侵攻Ⅰ
「くそっ! 矢をありったけ持ってこい! 使える奴は櫓に上がれ!」
「早馬を出せ! 今なら城までの道が空いている! 歩奧様に早く援軍要請を!」
村の男衆と僅かばかりの冒険者。そして、この地域を治める大名の配下である武士たち。数こそ多いが、敵は大鬼。一筋縄ではいかない相手だ。
武士たちが大鬼の相手を務め、その邪魔になる小鬼を他の者が相手をする。いかに武士たちが本領発揮できる場を整えられるかが肝になるだろう。
それでも、この人数では足止めをするのが精いっぱい。明朝に来る予定になっている主の援軍を待たずして全滅するのがオチだ。彼ら歩奧家に仕える武士たちの戦術は優れた連携で敵を討ち取ることにある。
だが、悲しいかな。現場の救援を最優先として駆け付けた武士たちは皆、軽装であった。また装備も最小限の為、小鬼ならばいくらでも戦える心づもりでいたが、大鬼となっては心許ない。可能な限り援軍を早く呼ばねばならなかった。
「歩奧の小金原城からは、大体馬で一時間掛からないけど……。この闇に、大鬼相手となれば……厳しいか」
巴が桜の側で呟いた。
大鬼の依頼難易度は文句なしのA級。最低でもB級以上の冒険者が数十名必要になることが予想される。通常の冒険者ギルドで提示される依頼の中では最高峰の相手だ。もちろん、先日倒した土蜘蛛のような討伐することが不可能に近い魔物相手にはファンメル国などでは「AAランク」や「AAAランク」、日ノ本国では「番外」などと特殊な難易度として出たこともあることは否定しないが、現実的に対峙しうる相手としては、最強に近いのは間違いない。
巴としては、この人数で大鬼に対峙することを無謀だと考えた。いかに小鬼が排除できても、大鬼を倒す手段が皆無な以上、こちらの勝利条件は朝まで生き延びて援軍がくることに賭けるしかない――――数週間ほど前ならば、そう考えていただろう。
「桜さん。二つお聞きしたいことがありますが、今、お話ししても大丈夫ですか?」
「……はい。勇輝さんたちに鬼が迫っていることを伝えられたので大丈夫です。あちらでは、人質になった皆さんをどう保護して、こちらに向かうか考えているようです」
「そうですか。では一つ目の質問は少し待った方がいいですね。彼らが帰って来れるかどうかの確認なので。特に隆三様と勇輝様の二人が来てくれるだけでも勝算がありますから。……あのアリスという少女に関しては心強いですが、まだ信用できないところがありますし」
最後の言葉だけ巴は声に出るか出ないかくらいの声で呟く。
彼女と出会って最初の夜。見張っていたはずなのにいつのまにか寝てしまっていた時があった。あの程度の時間の見張りなど、今までの訓練に比べれば見張りなどとも呼べぬものだ。それなのにも拘わらず、寝てしまったということは、何か薬を盛られたか呪術の類を掛けられたかくらいしか思いつかない。故に巴はアリスをどちらかというと危険人物だと認識していた。

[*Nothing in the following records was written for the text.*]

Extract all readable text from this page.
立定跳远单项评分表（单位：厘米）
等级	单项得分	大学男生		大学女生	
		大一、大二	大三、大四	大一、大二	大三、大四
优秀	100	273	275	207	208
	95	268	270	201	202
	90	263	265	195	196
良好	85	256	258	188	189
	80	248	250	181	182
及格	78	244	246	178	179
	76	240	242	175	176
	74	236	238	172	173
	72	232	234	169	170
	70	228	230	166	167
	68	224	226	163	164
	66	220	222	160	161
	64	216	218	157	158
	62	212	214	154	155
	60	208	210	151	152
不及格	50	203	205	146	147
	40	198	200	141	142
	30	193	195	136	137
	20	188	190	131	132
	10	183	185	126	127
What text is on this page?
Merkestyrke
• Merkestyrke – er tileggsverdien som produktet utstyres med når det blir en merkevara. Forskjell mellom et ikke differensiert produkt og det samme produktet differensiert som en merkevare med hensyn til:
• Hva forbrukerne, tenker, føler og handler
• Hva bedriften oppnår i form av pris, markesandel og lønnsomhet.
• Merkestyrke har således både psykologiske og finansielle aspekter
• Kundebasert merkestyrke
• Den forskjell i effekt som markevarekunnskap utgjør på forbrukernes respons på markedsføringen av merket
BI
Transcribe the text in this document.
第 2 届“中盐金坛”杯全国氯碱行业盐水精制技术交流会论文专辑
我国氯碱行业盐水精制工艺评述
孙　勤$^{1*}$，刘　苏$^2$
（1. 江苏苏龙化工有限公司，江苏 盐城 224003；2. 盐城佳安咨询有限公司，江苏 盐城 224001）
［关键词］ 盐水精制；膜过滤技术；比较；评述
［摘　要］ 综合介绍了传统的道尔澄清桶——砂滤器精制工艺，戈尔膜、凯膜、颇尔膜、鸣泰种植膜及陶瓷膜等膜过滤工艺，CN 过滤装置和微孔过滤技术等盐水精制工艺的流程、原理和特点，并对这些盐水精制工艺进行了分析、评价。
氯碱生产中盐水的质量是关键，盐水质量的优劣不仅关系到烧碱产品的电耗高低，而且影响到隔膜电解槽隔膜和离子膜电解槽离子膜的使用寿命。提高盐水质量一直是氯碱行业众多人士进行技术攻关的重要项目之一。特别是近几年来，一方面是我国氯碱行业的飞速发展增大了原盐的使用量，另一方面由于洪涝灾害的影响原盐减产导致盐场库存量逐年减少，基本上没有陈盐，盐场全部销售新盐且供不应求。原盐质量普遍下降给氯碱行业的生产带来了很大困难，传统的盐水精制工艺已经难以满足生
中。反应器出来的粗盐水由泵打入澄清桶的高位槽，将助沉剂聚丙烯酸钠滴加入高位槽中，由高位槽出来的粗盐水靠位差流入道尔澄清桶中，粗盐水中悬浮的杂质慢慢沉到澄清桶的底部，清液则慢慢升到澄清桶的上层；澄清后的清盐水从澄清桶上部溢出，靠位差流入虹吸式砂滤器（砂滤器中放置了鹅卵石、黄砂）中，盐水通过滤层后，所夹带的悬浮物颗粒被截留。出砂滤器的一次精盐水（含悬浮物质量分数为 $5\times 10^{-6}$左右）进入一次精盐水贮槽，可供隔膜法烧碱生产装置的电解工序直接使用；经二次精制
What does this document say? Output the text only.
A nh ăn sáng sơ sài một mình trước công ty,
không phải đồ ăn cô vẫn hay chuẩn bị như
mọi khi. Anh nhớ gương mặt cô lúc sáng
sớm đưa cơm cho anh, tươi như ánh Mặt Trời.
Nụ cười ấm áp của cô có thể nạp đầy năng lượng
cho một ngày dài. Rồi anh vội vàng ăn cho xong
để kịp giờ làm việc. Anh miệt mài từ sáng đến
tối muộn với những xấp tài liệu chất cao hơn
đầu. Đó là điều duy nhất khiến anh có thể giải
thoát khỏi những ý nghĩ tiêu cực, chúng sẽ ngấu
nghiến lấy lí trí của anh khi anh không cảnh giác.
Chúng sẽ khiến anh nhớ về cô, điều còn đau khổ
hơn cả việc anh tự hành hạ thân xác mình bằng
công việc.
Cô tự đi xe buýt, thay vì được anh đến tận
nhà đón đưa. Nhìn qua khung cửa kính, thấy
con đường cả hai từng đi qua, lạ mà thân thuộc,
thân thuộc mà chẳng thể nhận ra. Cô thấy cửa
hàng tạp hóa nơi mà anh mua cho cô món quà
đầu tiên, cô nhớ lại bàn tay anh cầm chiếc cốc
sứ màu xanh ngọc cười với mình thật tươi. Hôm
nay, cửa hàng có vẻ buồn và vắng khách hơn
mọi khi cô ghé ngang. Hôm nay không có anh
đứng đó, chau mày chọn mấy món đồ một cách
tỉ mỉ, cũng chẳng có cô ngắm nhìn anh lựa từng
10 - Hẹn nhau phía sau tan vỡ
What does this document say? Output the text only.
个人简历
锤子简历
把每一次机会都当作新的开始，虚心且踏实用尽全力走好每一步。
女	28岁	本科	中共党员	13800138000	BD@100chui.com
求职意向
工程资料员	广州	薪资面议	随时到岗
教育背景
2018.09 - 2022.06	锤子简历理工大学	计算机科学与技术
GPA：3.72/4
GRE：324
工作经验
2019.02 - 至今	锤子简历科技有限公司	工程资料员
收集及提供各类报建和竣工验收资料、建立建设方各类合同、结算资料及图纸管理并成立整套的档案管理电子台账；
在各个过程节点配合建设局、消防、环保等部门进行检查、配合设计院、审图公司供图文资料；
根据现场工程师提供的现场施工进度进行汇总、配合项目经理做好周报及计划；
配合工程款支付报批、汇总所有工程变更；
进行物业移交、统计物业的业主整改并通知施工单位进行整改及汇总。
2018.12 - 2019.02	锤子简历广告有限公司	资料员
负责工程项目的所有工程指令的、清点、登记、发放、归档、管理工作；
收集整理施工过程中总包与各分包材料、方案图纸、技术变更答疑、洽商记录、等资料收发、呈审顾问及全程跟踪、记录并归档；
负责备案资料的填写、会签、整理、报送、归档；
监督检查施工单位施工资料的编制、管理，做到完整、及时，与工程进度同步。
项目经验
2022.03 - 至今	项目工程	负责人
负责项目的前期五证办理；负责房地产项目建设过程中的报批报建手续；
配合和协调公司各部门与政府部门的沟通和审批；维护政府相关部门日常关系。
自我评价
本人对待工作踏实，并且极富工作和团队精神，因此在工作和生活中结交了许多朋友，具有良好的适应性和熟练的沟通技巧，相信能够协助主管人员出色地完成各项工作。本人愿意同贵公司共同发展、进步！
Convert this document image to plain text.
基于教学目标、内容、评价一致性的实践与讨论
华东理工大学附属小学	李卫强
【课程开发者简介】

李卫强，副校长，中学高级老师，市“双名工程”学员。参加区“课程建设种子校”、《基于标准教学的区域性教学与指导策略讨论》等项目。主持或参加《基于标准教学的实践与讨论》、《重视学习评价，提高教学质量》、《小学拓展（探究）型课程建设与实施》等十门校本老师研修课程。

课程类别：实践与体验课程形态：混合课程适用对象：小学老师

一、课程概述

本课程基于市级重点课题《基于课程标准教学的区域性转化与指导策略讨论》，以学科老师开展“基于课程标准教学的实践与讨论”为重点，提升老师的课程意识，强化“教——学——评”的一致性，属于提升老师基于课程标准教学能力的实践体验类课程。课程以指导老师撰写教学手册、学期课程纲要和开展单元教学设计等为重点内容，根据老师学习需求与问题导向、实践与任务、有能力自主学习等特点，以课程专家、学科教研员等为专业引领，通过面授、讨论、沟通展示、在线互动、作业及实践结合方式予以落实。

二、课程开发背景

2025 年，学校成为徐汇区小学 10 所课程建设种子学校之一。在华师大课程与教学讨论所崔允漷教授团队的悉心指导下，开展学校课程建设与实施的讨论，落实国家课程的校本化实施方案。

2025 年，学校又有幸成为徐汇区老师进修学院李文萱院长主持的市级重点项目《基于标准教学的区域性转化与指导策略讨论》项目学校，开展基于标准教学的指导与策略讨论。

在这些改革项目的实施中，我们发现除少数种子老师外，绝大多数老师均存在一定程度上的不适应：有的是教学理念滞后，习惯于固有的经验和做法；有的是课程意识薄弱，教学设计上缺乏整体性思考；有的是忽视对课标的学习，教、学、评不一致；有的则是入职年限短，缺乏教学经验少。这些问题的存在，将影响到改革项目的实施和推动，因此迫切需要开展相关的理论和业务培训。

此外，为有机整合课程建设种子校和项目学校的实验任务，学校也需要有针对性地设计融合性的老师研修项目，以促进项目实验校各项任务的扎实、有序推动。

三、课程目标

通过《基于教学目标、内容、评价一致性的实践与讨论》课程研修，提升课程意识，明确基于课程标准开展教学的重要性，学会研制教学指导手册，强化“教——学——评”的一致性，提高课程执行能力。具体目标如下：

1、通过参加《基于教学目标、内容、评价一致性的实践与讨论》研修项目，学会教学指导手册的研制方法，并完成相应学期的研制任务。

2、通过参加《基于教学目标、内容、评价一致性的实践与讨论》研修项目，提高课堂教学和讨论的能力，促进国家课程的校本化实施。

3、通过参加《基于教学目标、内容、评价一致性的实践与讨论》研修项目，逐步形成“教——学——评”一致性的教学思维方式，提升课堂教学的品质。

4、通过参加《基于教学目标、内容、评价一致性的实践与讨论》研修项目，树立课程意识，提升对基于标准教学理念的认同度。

「なので二つ目の質問を先にさせてください。あなたの魔法で大鬼を倒すことは可能でしょうか?」
「私の……魔法で?」
「はい。私は直接見ていませんが、あなたの魔法は土蜘蛛の皮膚を貫くほどの威力だったと聞いています。封印されている中でも下級とはいえ、土蜘蛛の皮膚は相当厚いはずです。それを貫くことができるのならば大鬼にも通じる可能性があると踏んでいるのですが……」
どうでしょうか、と見つめる巴に桜は逡巡した後、首を横に振った。
「ごめんなさい。今の私にはアレを撃てるほどの魔力が残っていないんです。この村の一部を覆う壁の作成に、勇輝さんたちに着いていった式神の維持。後者はともかく、前者の消耗はかなりあります。魔力ポーションを飲んで休んでいましたが、全快には程遠いです」
「そうですか……」
できるだけ表情を暗くしないようにしたつもりだったのだろうが、巴の言葉には明らかに落胆の色が混ざっていた。申し訳なさを感じたようで、桜は胸に手を当てて何か考え混んでいるように見える。その時、胸の膨らみとは明らかに違う服の出っ張りを、桜は目を丸くすると同時に抑え込んだ。